The invention relates to the technical field of bacteriophages, in particular to a wide-splitting-spectrum ultraviolet-resistant proteus mirabilis bacteriophage and a composition thereof. The proteus mirabilis phage is a proteus mirabilis phage PMP1 (proteus mirabilis phage PMP1), and the proteus mirabilis phage is a proteus mirabilis phage. According to the proteus mirabilis phage PMP1, the sterilization rate of 105-106 PFU / mL of phage in a proteus mirabilis culture medium with the concentration of 102-103 PFU / mL on proteus mirabilis with the concentration reaches 97% or above, and the proteus mirabilis phage PMP1 has broad-spectrum sterilization capacity on the proteus mirabilis; the composition of the proteus mirabilis bacteriophage PMP1 can be used for cracking more proteus mirabilis, the cracking rate reaches 97% or above, and the proteus mirabilis bacteriophage PMP1 has higher cracking property.

The invention belongs to the technical field of microbiological detection, and in particular, relates to primers, probes, a kit and a method for detecting proteus mirabilis. The invention discloses a set of primers and probes for detecting the proteus mirabilis, wherein the set of primers and probes comprise primers and probes for detecting four target sequences. The kit for detecting the proteus mirabilis comprises the primers and probes for detecting the proteus mirabilis. The primers and probes provided by the invention can accurately detect the proteus mirabilis, have good specificity and high sensitivity, and avoid generation of false positives; and the kit is low in cost, easy to use, and suitable for rapid screening for the proteus mirabilis.

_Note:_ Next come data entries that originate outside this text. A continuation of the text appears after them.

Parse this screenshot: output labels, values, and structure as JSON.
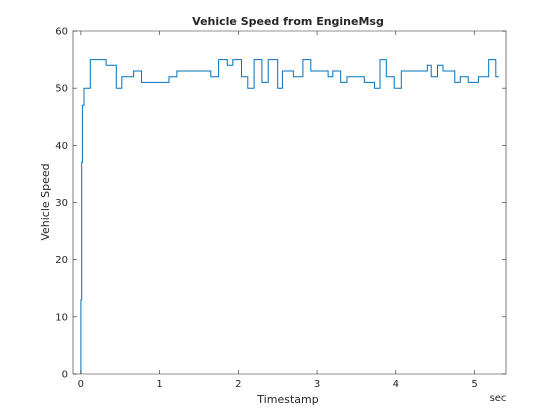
{
  "chart_data": {
    "type": "line",
    "title": "Vehicle Speed from EngineMsg",
    "xlabel": "Timestamp",
    "ylabel": "Vehicle Speed",
    "x_unit": "sec",
    "xlim": [
      -0.1,
      5.4
    ],
    "ylim": [
      0,
      60
    ],
    "xticks": [
      0,
      1,
      2,
      3,
      4,
      5
    ],
    "yticks": [
      0,
      10,
      20,
      30,
      40,
      50,
      60
    ],
    "grid": false,
    "line_color": "#0072bd",
    "series": [
      {
        "step": "post",
        "x": [
          0.0,
          0.01,
          0.02,
          0.04,
          0.12,
          0.15,
          0.32,
          0.45,
          0.52,
          0.58,
          0.67,
          0.77,
          0.82,
          1.08,
          1.12,
          1.22,
          1.65,
          1.75,
          1.86,
          1.93,
          2.04,
          2.12,
          2.2,
          2.3,
          2.38,
          2.5,
          2.56,
          2.6,
          2.7,
          2.77,
          2.82,
          2.92,
          2.98,
          3.14,
          3.2,
          3.3,
          3.38,
          3.6,
          3.67,
          3.73,
          3.8,
          3.88,
          3.98,
          4.07,
          4.4,
          4.45,
          4.53,
          4.6,
          4.75,
          4.82,
          4.92,
          5.05,
          5.18,
          5.27
        ],
        "values": [
          13,
          37,
          47,
          50,
          55,
          55,
          54,
          50,
          52,
          52,
          53,
          51,
          51,
          51,
          52,
          53,
          52,
          55,
          54,
          55,
          52,
          50,
          55,
          51,
          55,
          50,
          53,
          53,
          52,
          52,
          55,
          53,
          53,
          52,
          53,
          51,
          52,
          51,
          51,
          50,
          55,
          52,
          50,
          53,
          54,
          52,
          54,
          53,
          51,
          52,
          51,
          52,
          55,
          52
        ]
      }
    ]
  }
}
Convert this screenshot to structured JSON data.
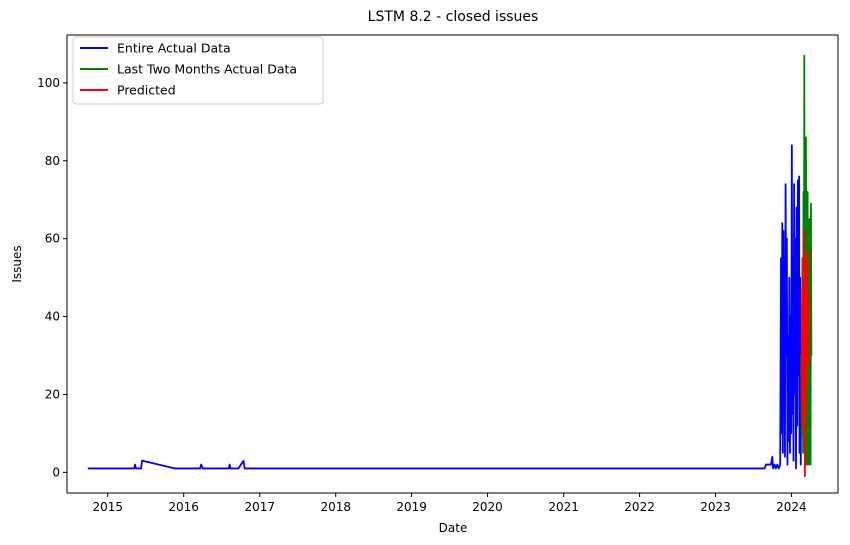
{
  "chart_data": {
    "type": "line",
    "title": "LSTM 8.2 - closed issues",
    "xlabel": "Date",
    "ylabel": "Issues",
    "x_axis": "date",
    "xlim": [
      "2014-06-19",
      "2024-08-12"
    ],
    "ylim": [
      -5.3,
      112.3
    ],
    "x_ticks": [
      "2015",
      "2016",
      "2017",
      "2018",
      "2019",
      "2020",
      "2021",
      "2022",
      "2023",
      "2024"
    ],
    "y_ticks": [
      0,
      20,
      40,
      60,
      80,
      100
    ],
    "grid": false,
    "legend": "top-left",
    "series": [
      {
        "name": "Entire Actual Data",
        "color": "#0000ff",
        "points": [
          [
            "2014-10-01",
            1
          ],
          [
            "2015-05-08",
            1
          ],
          [
            "2015-05-12",
            2
          ],
          [
            "2015-05-17",
            1
          ],
          [
            "2015-06-10",
            1
          ],
          [
            "2015-06-15",
            3
          ],
          [
            "2015-11-20",
            1
          ],
          [
            "2016-03-20",
            1
          ],
          [
            "2016-03-25",
            2
          ],
          [
            "2016-04-02",
            1
          ],
          [
            "2016-08-05",
            1
          ],
          [
            "2016-08-09",
            2
          ],
          [
            "2016-08-13",
            1
          ],
          [
            "2016-09-20",
            1
          ],
          [
            "2016-10-15",
            3
          ],
          [
            "2016-10-20",
            1
          ],
          [
            "2023-08-25",
            1
          ],
          [
            "2023-09-01",
            2
          ],
          [
            "2023-09-25",
            2
          ],
          [
            "2023-10-01",
            4
          ],
          [
            "2023-10-05",
            1
          ],
          [
            "2023-10-12",
            2
          ],
          [
            "2023-10-18",
            1
          ],
          [
            "2023-10-25",
            2
          ],
          [
            "2023-11-01",
            1
          ],
          [
            "2023-11-08",
            2
          ],
          [
            "2023-11-12",
            55
          ],
          [
            "2023-11-15",
            10
          ],
          [
            "2023-11-18",
            64
          ],
          [
            "2023-11-21",
            5
          ],
          [
            "2023-11-24",
            62
          ],
          [
            "2023-11-26",
            20
          ],
          [
            "2023-11-28",
            48
          ],
          [
            "2023-12-01",
            4
          ],
          [
            "2023-12-04",
            74
          ],
          [
            "2023-12-07",
            30
          ],
          [
            "2023-12-10",
            60
          ],
          [
            "2023-12-13",
            2
          ],
          [
            "2023-12-16",
            35
          ],
          [
            "2023-12-19",
            8
          ],
          [
            "2023-12-22",
            50
          ],
          [
            "2023-12-25",
            5
          ],
          [
            "2023-12-28",
            40
          ],
          [
            "2023-12-31",
            10
          ],
          [
            "2024-01-03",
            84
          ],
          [
            "2024-01-06",
            15
          ],
          [
            "2024-01-08",
            55
          ],
          [
            "2024-01-11",
            3
          ],
          [
            "2024-01-14",
            74
          ],
          [
            "2024-01-17",
            20
          ],
          [
            "2024-01-20",
            60
          ],
          [
            "2024-01-23",
            1
          ],
          [
            "2024-01-26",
            68
          ],
          [
            "2024-01-29",
            12
          ],
          [
            "2024-02-01",
            75
          ],
          [
            "2024-02-04",
            25
          ],
          [
            "2024-02-07",
            76
          ],
          [
            "2024-02-09",
            5
          ],
          [
            "2024-02-12",
            50
          ],
          [
            "2024-02-15",
            2
          ],
          [
            "2024-02-17",
            30
          ]
        ]
      },
      {
        "name": "Last Two Months Actual Data",
        "color": "#008000",
        "points": [
          [
            "2024-02-17",
            30
          ],
          [
            "2024-02-20",
            10
          ],
          [
            "2024-02-23",
            55
          ],
          [
            "2024-02-26",
            5
          ],
          [
            "2024-02-28",
            72
          ],
          [
            "2024-03-01",
            8
          ],
          [
            "2024-03-03",
            107
          ],
          [
            "2024-03-05",
            15
          ],
          [
            "2024-03-07",
            80
          ],
          [
            "2024-03-09",
            2
          ],
          [
            "2024-03-11",
            86
          ],
          [
            "2024-03-13",
            12
          ],
          [
            "2024-03-15",
            60
          ],
          [
            "2024-03-17",
            2
          ],
          [
            "2024-03-19",
            72
          ],
          [
            "2024-03-21",
            20
          ],
          [
            "2024-03-23",
            55
          ],
          [
            "2024-03-25",
            2
          ],
          [
            "2024-03-27",
            65
          ],
          [
            "2024-03-29",
            25
          ],
          [
            "2024-03-31",
            50
          ],
          [
            "2024-04-02",
            2
          ],
          [
            "2024-04-04",
            69
          ],
          [
            "2024-04-06",
            30
          ]
        ]
      },
      {
        "name": "Predicted",
        "color": "#ff0000",
        "points": [
          [
            "2024-02-20",
            18
          ],
          [
            "2024-02-22",
            48
          ],
          [
            "2024-02-24",
            12
          ],
          [
            "2024-02-26",
            55
          ],
          [
            "2024-02-28",
            20
          ],
          [
            "2024-03-01",
            62
          ],
          [
            "2024-03-03",
            8
          ],
          [
            "2024-03-05",
            45
          ],
          [
            "2024-03-06",
            -1
          ],
          [
            "2024-03-08",
            40
          ],
          [
            "2024-03-10",
            15
          ],
          [
            "2024-03-12",
            55
          ],
          [
            "2024-03-14",
            22
          ],
          [
            "2024-03-16",
            50
          ],
          [
            "2024-03-18",
            35
          ],
          [
            "2024-03-20",
            57
          ],
          [
            "2024-03-22",
            28
          ],
          [
            "2024-03-24",
            45
          ]
        ]
      }
    ]
  }
}
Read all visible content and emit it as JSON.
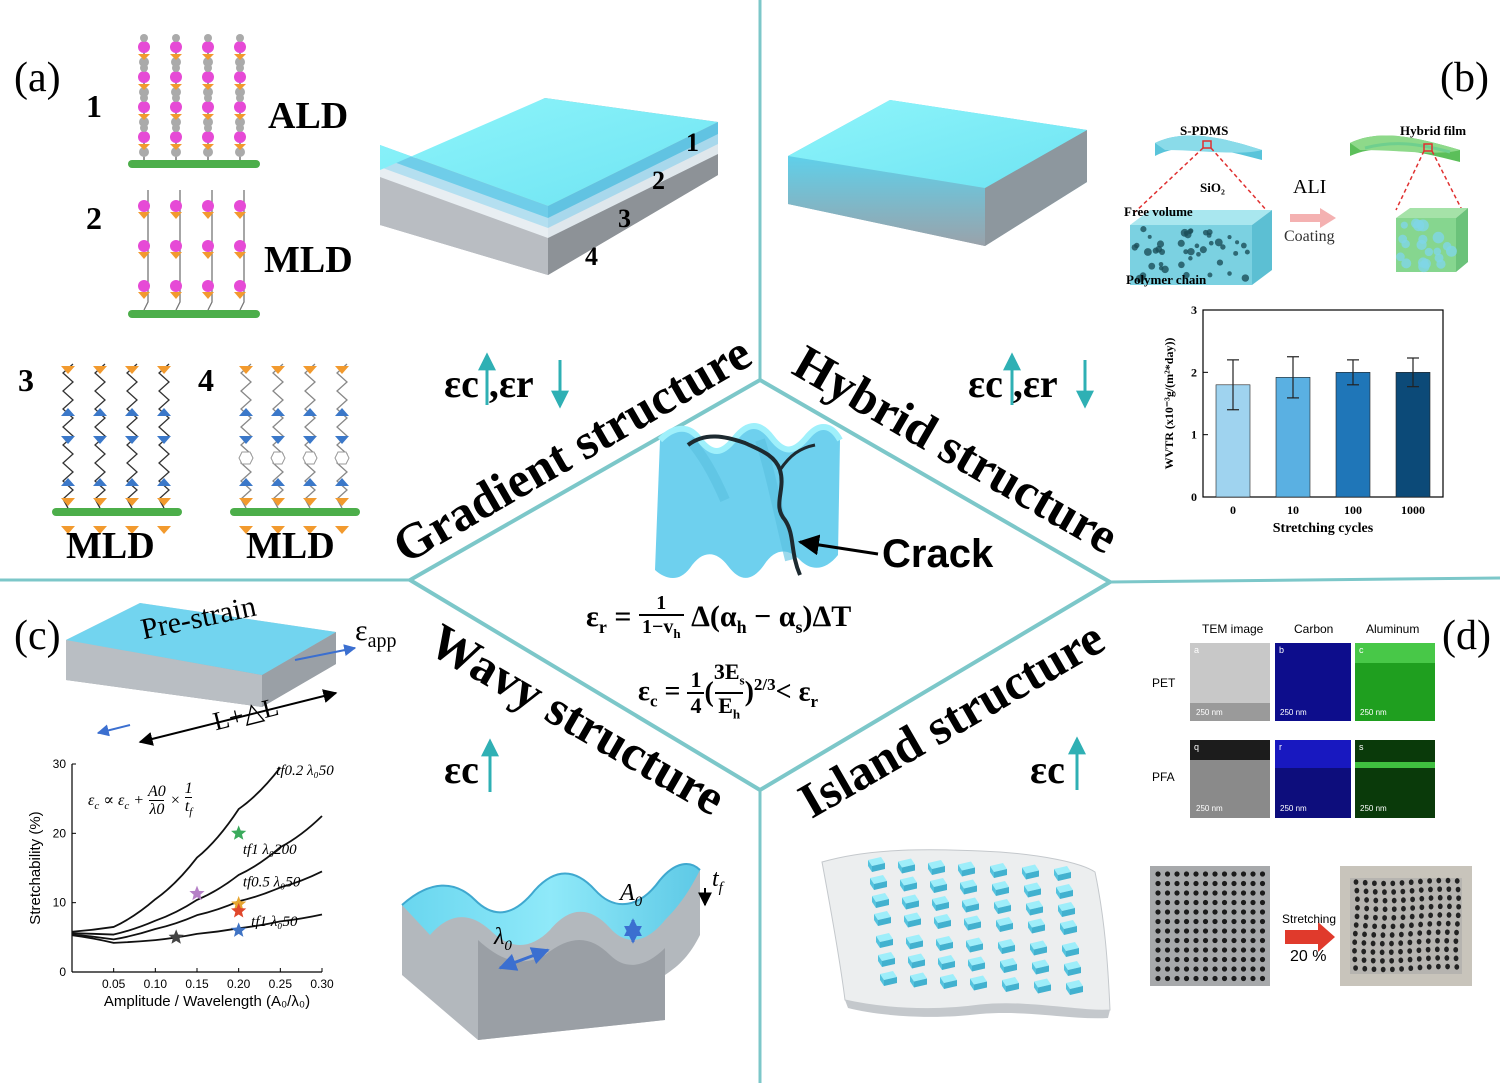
{
  "panels": {
    "a": {
      "letter": "(a)",
      "items": [
        {
          "num": "1",
          "label": "ALD"
        },
        {
          "num": "2",
          "label": "MLD"
        },
        {
          "num": "3",
          "label": "MLD"
        },
        {
          "num": "4",
          "label": "MLD"
        }
      ],
      "layer_numbers": [
        "1",
        "2",
        "3",
        "4"
      ],
      "strain_eps": "εc",
      "strain_sep": ",εr"
    },
    "b": {
      "letter": "(b)",
      "s_pdms": "S-PDMS",
      "hybrid_film": "Hybrid film",
      "sio2": "SiO₂",
      "free_volume": "Free volume",
      "polymer_chain": "Polymer chain",
      "ali": "ALI",
      "coating": "Coating",
      "strain_eps": "εc",
      "strain_sep": ",εr"
    },
    "c": {
      "letter": "(c)",
      "prestrain": "Pre-strain",
      "eps_app": "εapp",
      "length": "L+△L",
      "strain_eps": "εc",
      "a0": "A₀",
      "lambda0": "λ₀",
      "tf": "t_f",
      "formula": "εc ∝ εc + A0/λ0 × 1/tf"
    },
    "d": {
      "letter": "(d)",
      "tem_headers": [
        "TEM image",
        "Carbon",
        "Aluminum"
      ],
      "rows": [
        "PET",
        "PFA"
      ],
      "tile_letters": [
        "a",
        "b",
        "c",
        "q",
        "r",
        "s"
      ],
      "scale": "250 nm",
      "stretching": "Stretching",
      "percent": "20 %",
      "strain_eps": "εc"
    }
  },
  "center": {
    "titles": {
      "gradient": "Gradient structure",
      "hybrid": "Hybrid structure",
      "wavy": "Wavy structure",
      "island": "Island structure"
    },
    "crack": "Crack",
    "eq1": "εr = 1/(1−vh) Δ(αh − αs)ΔT",
    "eq2": "εc = 1/4 (3Es/Eh)^2/3 < εr"
  },
  "chart_data": [
    {
      "type": "bar",
      "categories": [
        "0",
        "10",
        "100",
        "1000"
      ],
      "values": [
        1.8,
        1.92,
        2.0,
        2.0
      ],
      "errors": [
        0.4,
        0.33,
        0.2,
        0.23
      ],
      "xlabel": "Stretching cycles",
      "ylabel": "WVTR (x10⁻³g/(m²*day))",
      "ylim": [
        0,
        3
      ],
      "yticks": [
        "0",
        "1",
        "2",
        "3"
      ],
      "colors": [
        "#9fd3ef",
        "#5ab0e2",
        "#1f76b8",
        "#0c4a78"
      ]
    },
    {
      "type": "line",
      "xlabel": "Amplitude / Wavelength (A₀/λ₀)",
      "ylabel": "Stretchability (%)",
      "xlim": [
        0,
        0.3
      ],
      "ylim": [
        0,
        30
      ],
      "xticks": [
        "0.05",
        "0.10",
        "0.15",
        "0.20",
        "0.25",
        "0.30"
      ],
      "yticks": [
        "0",
        "10",
        "20",
        "30"
      ],
      "series": [
        {
          "name": "tf0.2 λ₀50",
          "x": [
            0.0,
            0.05,
            0.1,
            0.15,
            0.2,
            0.25
          ],
          "y": [
            5.8,
            6.5,
            10.5,
            16.5,
            23.5,
            29.5
          ]
        },
        {
          "name": "tf1 λ₀200",
          "x": [
            0.0,
            0.05,
            0.1,
            0.15,
            0.2,
            0.25,
            0.3
          ],
          "y": [
            5.6,
            5.4,
            7.4,
            10.4,
            14.0,
            18.0,
            22.5
          ]
        },
        {
          "name": "tf0.5 λ₀50",
          "x": [
            0.0,
            0.05,
            0.1,
            0.15,
            0.2,
            0.25,
            0.3
          ],
          "y": [
            5.4,
            4.7,
            6.2,
            8.2,
            10.2,
            12.2,
            14.5
          ]
        },
        {
          "name": "tf1 λ₀50",
          "x": [
            0.0,
            0.05,
            0.1,
            0.15,
            0.2,
            0.25,
            0.3
          ],
          "y": [
            5.3,
            4.2,
            4.6,
            5.5,
            6.3,
            7.3,
            8.3
          ]
        }
      ],
      "stars": [
        {
          "x": 0.125,
          "y": 5.0,
          "color": "#444444"
        },
        {
          "x": 0.15,
          "y": 11.3,
          "color": "#b57fc6"
        },
        {
          "x": 0.2,
          "y": 20.0,
          "color": "#3aaa5c"
        },
        {
          "x": 0.2,
          "y": 9.8,
          "color": "#e6a531"
        },
        {
          "x": 0.2,
          "y": 8.8,
          "color": "#e0472c"
        },
        {
          "x": 0.2,
          "y": 6.0,
          "color": "#3f73c4"
        }
      ]
    }
  ],
  "colors": {
    "teal_line": "#6fc3c5",
    "film_top": "#86f2f8",
    "film_side": "#4ab8d8",
    "substrate": "#b9bec3"
  }
}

The invention provides an oily sludge degrading bacterial strain Proteus mirabilis SB and its application; the bacterial strain is Proteus mirabilis, which was preserved in the China General Microorganism Culture Collection and Management Center on January 25, 2021, and the preservation number is CGMCC NO.21729. The present invention separates and obtains Proteus mirabilis SB from oily sludge, so the bacterial strain quickly becomes the dominant bacterial group after entering the oily sludge, effectively promotes the degradation of petroleum hydrocarbons, improves the physical properties of the soil, and enhances the biological activity of the soil; The strain can metabolize biosurfactant during growth and reproduction, and increase the degradation rate of microorganisms to petroleum hydrocarbons in oil sludge. The bacterial strain Proteus mirabilis SB involved in the present invention degrades petroleum pollutants in oily sludge in a short period of time, and the degradation rate of total petroleum hydrocarbons (TPH) in oily sludge reaches more than 70.5% within 2 weeks; The aromatics in the oil have a significant degradation effect, and the degradation rate of the aromatics in the total petroleum hydrocarbons in the oily sludge reaches 69.2% within 2 weeks.